Portanto, vamos ver se por algum milagre a gente consegue mobilizar a opinião pública no sentido de o Brasil reclamar os despojos do valoroso D. João VI. A hora para começar é agora, embora seja tarde para trazê-los a tempo das comemorações do bicentenário. O engajamento para fazermos justiça ao velho monarca, o pai, teria a vantagem de afastar o nefasto  perigo de uma outra eventual ideia daquela doutora, ou de algum outro aventureiro.

É que, como já devem ter ouvido falar, vem passando de mãos em mãos, desde 1821, uma outra relíquia, ainda mais repulsiva, de um outro imperador.  Trata-se do órgão viril do grande Napoleão, que, para sua felicidade, não teria sido extirpado com ele em vida! Este não está em conserva, mas ressecado e guardado em uma caixinha de couro. Já andou por seca e meca e olivais de Santarém: Estados Unidos, Grã-Bretanha, França. Hoje pertence à filha de um falecido urologista americano… Quem viu a coisa  diz que parece uma enguia mumificada e, no estado e tamanho em que se encontra, não faria jus à grandeza do imperador francês… Também não se pode ter absoluta certeza de que seja genuíno, embora alguns especialistas digam que pode ser…

Já imaginaram se a doutora Nise resolve aconselhar o presidente a trazer esse troço pra cá ? E vejam que até se poderia brandir este argumento favorável: ora, se não fosse pela sanha conquistadora do grande Napoleão, sequer a Família Real teria fugido de Portugal. Ou seja, nem D. João VI, nem seu primogênito, o vulgo Demonão P., teriam vindo acá! E aí,  babau o tal do grito em 7 de setembro…

Portanto, antes que se dê trela a outra asinina ideia do tipo, que reclamemos as cinzas de D. João VI, como muito bem defendeu o genial cronista Pedro Leite, em abril de 1972. Conclui o cronista: que se faça justiça ao Pai  — “o que liberou os acontecimentos que fariam o Brasil tão difícil, mas tão possível, que ainda estamos procurando fazer.
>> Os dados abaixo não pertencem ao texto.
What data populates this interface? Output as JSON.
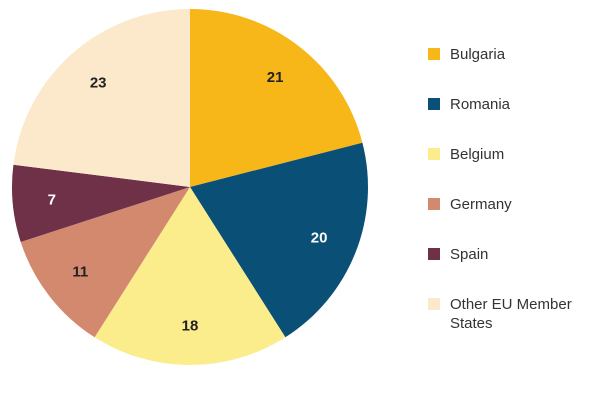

As cinzas de D. João marcariam melhor a certidão de nascimento nacional.”

(*) Pedro Leite é um dos heterônimos do grande jornalista, escritor e advogado (entre muitas outras coisas)  Mario Mazzei Guimarães, que fez história na “Folha de S. Paulo”, na década de 1950. Para muitos de seus contemporâneos, Mazzei foi a ponta de lança de um novo jornalismo, e em grande parte, responsável pelo avanço da “Folha” nos anos 50. Ali, além de diretor de redação, manteve coluna diária (“O Sal de cada Dia”), de 1945 a 1960, escrevendo sobre política e outras coisas sérias. Prêmio Esso de Jornalismo em 1959, era especializado em assuntos de economia agrícola. Foi um dos pioneiros do jornalismo rural de substância, tendo administrado a Companhia Editora Joruês, responsável pelas edições do quinzenário “Correio Agro-Pecuário” e do mensário “Correio do Livro”. Foi membro da Academia Paulista de Jornalismo e é autor do livro “Memórias da Roça – Gente que fez História”, editado em 2003 (Editora Agronômica Ceres Ltda.) Ainda adolescente, esteve na linha de frente, como soldado paulista, na Revolução Constitucionalista de 1932. Teve uma longa, brilhante e fecunda jornada de vida, vindo a falecer em 12 de dezembro de 2012, aos 98 anos.